You probably know what Splatoon is. But if you haven’t played it, you might not be familiar with the game’s Splatfests. A Splatfest is a limited-time event in which players are presented with a choice, and then must do battle amongst themselves until the event is over, at which point the camp with the highest point total is declared the victor. For a while, many of the choices have been silly stuff such as ketchup versus mayo, or a choice between two superpowers, or other goofy battles. But a few times, the choice has been between a couple of non-Nintendo branded options. Featured in the past have been Transformers, Square-Enix, and even some fast food brands. These were fun little surprises, but things are about to go a step further.
In September 2018, Nickelodeon is going to launch a new Teenage Mutant Ninja Turtles series. Called Rise of the Teenage Mutant Ninja Turtles, the show is a big relaunch of the brand, with a distinct art style and a wild new look for each of the iconic characters. It’s following on the heels of a popular show that had run for several seasons, and is in need of some serious marketing as a result of its nontraditional schtick. Before the show even comes out, one of the first big marketing pushes for it will be within Splatoon 2, with a huge Splatfest.
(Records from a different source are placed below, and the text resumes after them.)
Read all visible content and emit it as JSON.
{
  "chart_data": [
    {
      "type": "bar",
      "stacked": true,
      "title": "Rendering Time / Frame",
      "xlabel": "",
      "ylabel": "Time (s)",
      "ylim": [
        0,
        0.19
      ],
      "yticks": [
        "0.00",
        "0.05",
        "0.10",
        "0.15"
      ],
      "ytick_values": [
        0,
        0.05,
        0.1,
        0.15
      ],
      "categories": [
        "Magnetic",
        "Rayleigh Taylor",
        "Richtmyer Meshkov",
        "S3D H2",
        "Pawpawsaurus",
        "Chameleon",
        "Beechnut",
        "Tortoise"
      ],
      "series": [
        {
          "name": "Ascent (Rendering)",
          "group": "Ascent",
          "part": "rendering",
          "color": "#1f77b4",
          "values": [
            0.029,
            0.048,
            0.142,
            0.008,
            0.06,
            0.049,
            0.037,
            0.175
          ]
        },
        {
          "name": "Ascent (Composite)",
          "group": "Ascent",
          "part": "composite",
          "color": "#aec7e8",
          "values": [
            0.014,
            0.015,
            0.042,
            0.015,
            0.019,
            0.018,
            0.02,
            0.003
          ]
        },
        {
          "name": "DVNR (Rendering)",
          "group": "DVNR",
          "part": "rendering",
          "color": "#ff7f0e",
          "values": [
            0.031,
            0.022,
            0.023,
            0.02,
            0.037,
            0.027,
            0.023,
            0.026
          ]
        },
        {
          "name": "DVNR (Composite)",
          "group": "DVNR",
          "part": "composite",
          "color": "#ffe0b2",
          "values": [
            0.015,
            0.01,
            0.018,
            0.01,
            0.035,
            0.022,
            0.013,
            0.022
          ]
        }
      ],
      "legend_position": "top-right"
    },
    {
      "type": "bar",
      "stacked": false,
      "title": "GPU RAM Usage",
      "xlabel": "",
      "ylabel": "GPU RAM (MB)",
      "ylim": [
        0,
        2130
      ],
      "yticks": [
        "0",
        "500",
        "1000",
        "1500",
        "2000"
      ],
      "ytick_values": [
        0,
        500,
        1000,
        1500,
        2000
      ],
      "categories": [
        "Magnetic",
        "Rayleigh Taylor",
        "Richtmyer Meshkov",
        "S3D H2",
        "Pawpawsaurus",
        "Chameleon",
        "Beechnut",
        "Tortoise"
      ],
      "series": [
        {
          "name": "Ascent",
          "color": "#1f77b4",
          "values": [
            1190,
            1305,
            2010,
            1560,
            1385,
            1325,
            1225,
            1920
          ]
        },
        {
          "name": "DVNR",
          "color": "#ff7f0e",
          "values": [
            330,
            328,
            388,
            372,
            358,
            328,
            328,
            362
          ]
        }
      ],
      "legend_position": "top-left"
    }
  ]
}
It’s not just a Splatfest though, it’s a Splatfest tournament. This is something that has not been done before in the format. Instead of happening over a single weekend, the Rise of the Teenage Mutant Ninja Turtles Splatfest will stretch out from the tail end of April to over halfway through May. The brackets will see players battling over their favorite turtles between the four, Leonardo, Raphael, Donatello, and of course the obvious best one, Michelangelo. Over the course of three weeks, the top turtle will be decided through buckets and buckets of ink, all while the brand new character art for Rise of the Teenage Mutant Ninja Turtles is on display through new in-game gear.
This feels like a big deal to me despite how silly and cute it is on the surface. Sure, brands have been a part of Splatoon events before, but it’s always been stuff like, “Autobots versus Decepticons” or, “Spongebob versus Patrick.” This is the first time a Splatfest has been about a specific product before its launch, and of course the first time a Splatfest has been stretched out over the course of several weeks. It feels like a miniature marketing campaign isolated to one of Nintendo’s biggest multiplayer platforms, one of its most marketing and esports-friendly titles. The brand awareness of this specific show stands to benefit a lot from this, as Splatfests always bring players back to Splatoon, and the larger scale of this one will definitely have people talking.
This event reads like another chapter in the book of New Nintendo. Traditionally a more isolated company that caters to its Japanese markets first, now we’re looking at a game stopping to promote an American cartoon premiere for the better part of a month. I doubt we’ll be seeing stuff like this happen across the board for all of Nintendo’s IP, but games like ARMS and Splatoon feel perfect for these sorts of branding opportunities. Nintendo has spent a lot of energy on advertisement and IP leveraging since the Wii U performed so poorly, and most if not all of these efforts have been successful. If games like Splatoon become boosted and have extended shelf-lives because of cross-promoted events, I’m all for it. Games like Splatoon, which are often supported well after release with free content, deserve that kind of attention.